The conflict was not over on Friday, though it certainly seemed to be for those who watched Jesus breathe his last and be taken down dead from the cross and buried in a tomb. And for that long, dark night and all the next day as his disciples hid in fear wondering what just happened and what to do now. Because Sunday morning everything changed.

Sunday morning Jesus was raised very much alive which means he won the final victory, the ultimate victory, the never to be overturned victory – not death. And it means that all who are in Christ, all who believe and trust in him, all who surrender to his lordship, are victorious over death as well.

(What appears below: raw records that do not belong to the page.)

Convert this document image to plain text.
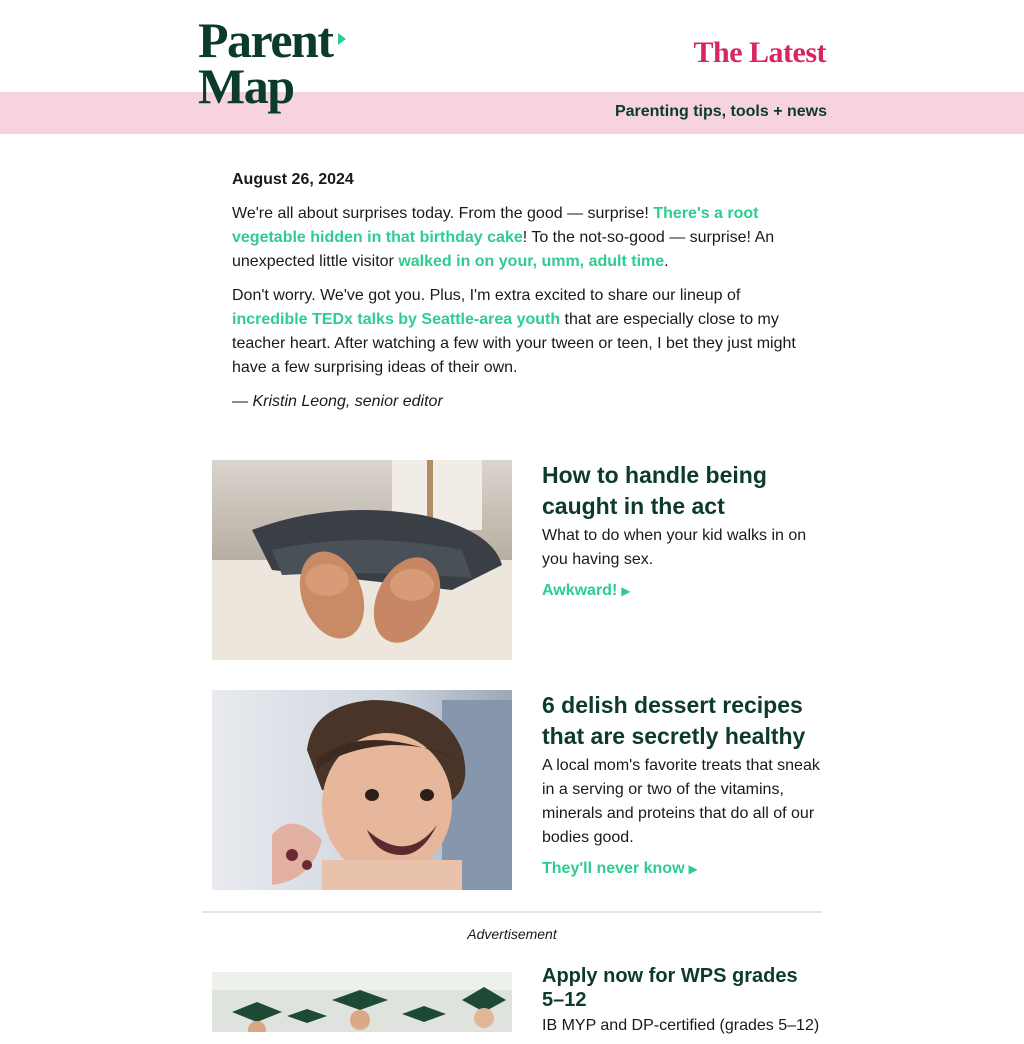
Parent
Map
The Latest
Parenting tips, tools + news
August 26, 2024

We're all about surprises today. From the good — surprise! There's a root vegetable hidden in that birthday cake! To the not-so-good — surprise! An unexpected little visitor walked in on your, umm, adult time.

Don't worry. We've got you. Plus, I'm extra excited to share our lineup of incredible TEDx talks by Seattle-area youth that are especially close to my teacher heart. After watching a few with your tween or teen, I bet they just might have a few surprising ideas of their own.

— Kristin Leong, senior editor

How to handle being caught in the act

What to do when your kid walks in on you having sex.

Awkward! ▶
6 delish dessert recipes that are secretly healthy

A local mom's favorite treats that sneak in a serving or two of the vitamins, minerals and proteins that do all of our bodies good.

They'll never know ▶
Advertisement
Apply now for WPS grades 5–12

IB MYP and DP-certified (grades 5–12)
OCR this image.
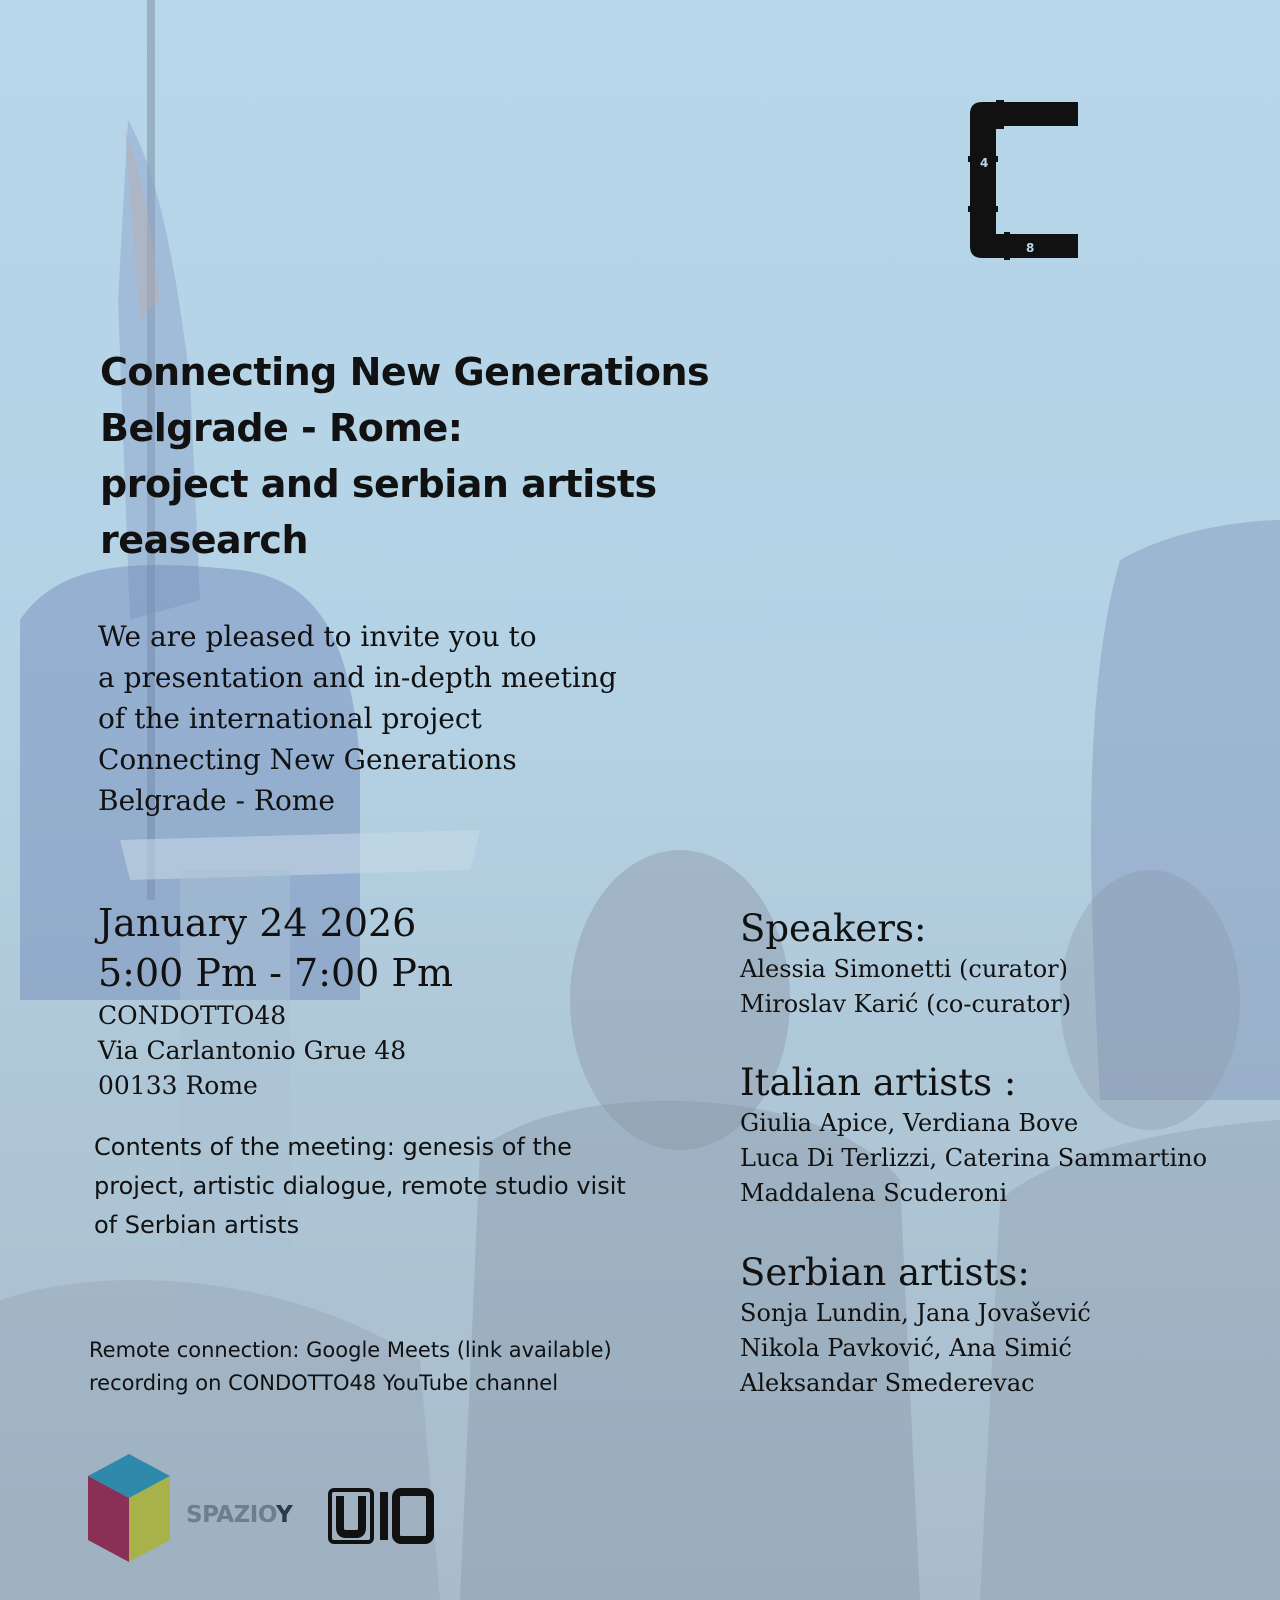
4
8
Connecting New Generations
Belgrade - Rome:
project and serbian artists
reasearch
We are pleased to invite you to
a presentation and in-depth meeting
of the international project
Connecting New Generations
Belgrade - Rome
January 24 2026
5:00 Pm - 7:00 Pm
CONDOTTO48
Via Carlantonio Grue 48
00133 Rome
Contents of the meeting: genesis of the project, artistic dialogue, remote studio visit of Serbian artists
Remote connection: Google Meets (link available)
recording on CONDOTTO48 YouTube channel
Speakers:
Alessia Simonetti (curator)
Miroslav Karić (co-curator)
Italian artists :
Giulia Apice, Verdiana Bove
Luca Di Terlizzi, Caterina Sammartino
Maddalena Scuderoni
Serbian artists:
Sonja Lundin, Jana Jovašević
Nikola Pavković, Ana Simić
Aleksandar Smederevac
SPAZIOY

So, though death will overtake us all someday – except for those who are alive when Jesus returns, which could be any day now – our bodies will be raised alive again also. Death will knock us down, but we will get up and death does not get another shot at us – except for those who have rejected Christ and refused to love the truth. For them death does get the final victory.

But for us who have not rejected but instead received Christ and his immeasurably great gift of salvation through faith in him, we needn’t fear death because it holds no ultimate power over us. Our bodies will be raised in glorious triumph, never to face the enemy again.

O death, what can you do that the eternal, omnipotent God cannot undo? O death, why should I fear that which my Savior has conquered?

O death, where is your victory?

For this perishable body must put on the imperishable, and this mortal body must put on immortality. When the perishable puts on the imperishable, and the mortal puts on immortality, then shall come to pass the saying that is written: “Death is swallowed up in victory.” “O death, where is your victory? O death, where is your sting?” The sting of death is sin, and the power of sin is the law. But thanks be to God, who gives us the victory through our Lord Jesus Christ.